Doctoral Dissertations

Date of Award

8-2009

Degree Type

Dissertation

Degree Name

Doctor of Philosophy

Major

Mechanical Engineering

Major Professor

Kenneth D. Kihm

Committee Members

Masood Parang, Jay I. Frankel, Arthur E. Ruggles

Abstract

The research in this dissertation addresses the steady evaporation of a capillary pore with a liquid metal working fluid. First, the interline region of an extended meniscus thin film is considered for the unique physical case of a liquid metal. A new thin film evaporation model is presented that captures the unsimplified dispersion force along with an electronic disjoining pressure component that is unique to liquid metals.
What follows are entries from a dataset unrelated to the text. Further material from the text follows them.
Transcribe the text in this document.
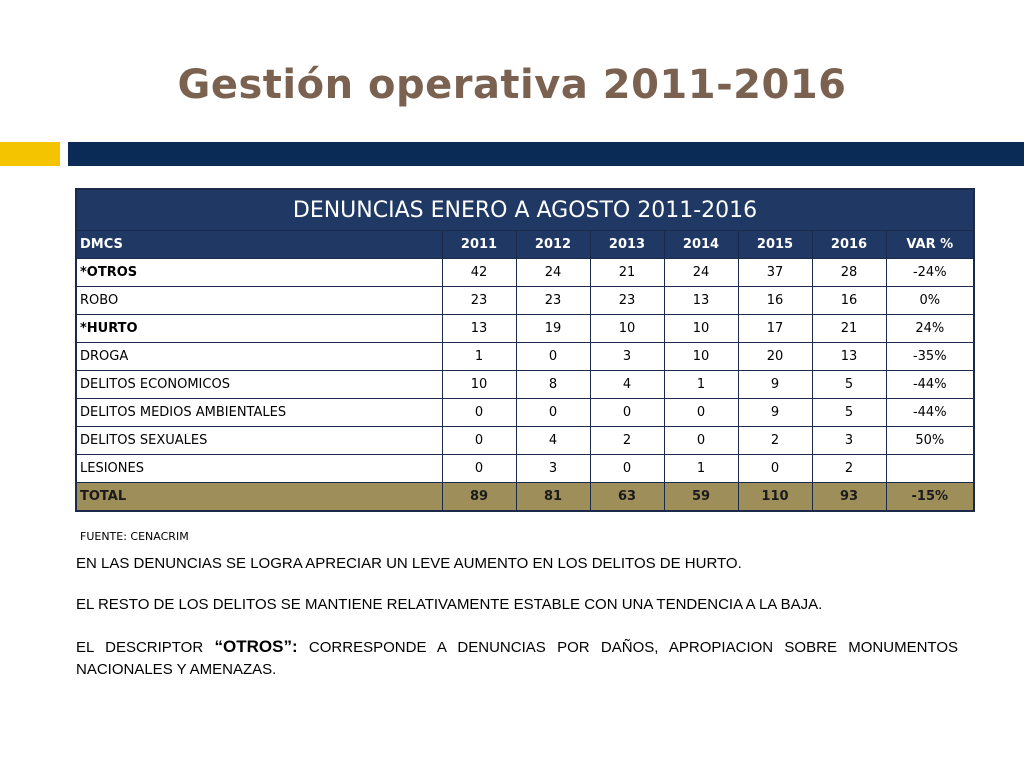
Gestión operativa 2011-2016
DENUNCIAS ENERO A AGOSTO 2011-2016							
DMCS	2011	2012	2013	2014	2015	2016	VAR %
*OTROS	42	24	21	24	37	28	-24%
ROBO	23	23	23	13	16	16	0%
*HURTO	13	19	10	10	17	21	24%
DROGA	1	0	3	10	20	13	-35%
DELITOS ECONOMICOS	10	8	4	1	9	5	-44%
DELITOS MEDIOS AMBIENTALES	0	0	0	0	9	5	-44%
DELITOS SEXUALES	0	4	2	0	2	3	50%
LESIONES	0	3	0	1	0	2	
TOTAL	89	81	63	59	110	93	-15%
FUENTE: CENACRIM
EN LAS DENUNCIAS SE LOGRA APRECIAR UN LEVE AUMENTO EN LOS DELITOS DE HURTO.
EL RESTO DE LOS DELITOS SE MANTIENE RELATIVAMENTE ESTABLE CON UNA TENDENCIA A LA BAJA.
EL DESCRIPTOR “OTROS”: CORRESPONDE A DENUNCIAS POR DAÑOS, APROPIACION SOBRE MONUMENTOS NACIONALES Y AMENAZAS.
The resulting nonlinear 4th-order ODE is solved using an implicit orthogonal collocation technique along with the Levenberg-Marquardt method. Results show that the electronic component of the disjoining pressure should be considered when modeling liquid metal extended meniscus evaporation for a wide range of work function boundary values, which represent physical properties of different liquid metals. For liquid sodium, as an example test material, variation in the work function produces order-of-magnitude differences in the film thickness and evaporation profile. Second, the extended meniscus thin film model is spliced with a CFD model of the evaporating bulk meniscus. The result is a multiscale model of the total evaporating capillary meniscus with a nonisothermal interface and non-equilibrium evaporation. Integration of the evaporative mass flux across the total meniscus surface area produces total capillary evaporative mass flow rates and enables comparisons between electronic disjoining pressure states. The clear trend from these comparisons is that a larger electronic component of the disjoining pressure leads towards larger extended meniscus thin film surface area, larger total capillary meniscus surface area, and larger net evaporative mass flow rate (which corresponds with larger heat flow rate, as well). Finally, an outline is presented of the scope of the general problem in the application of nonlinear stability theory to a liquid metal evaporating thin film.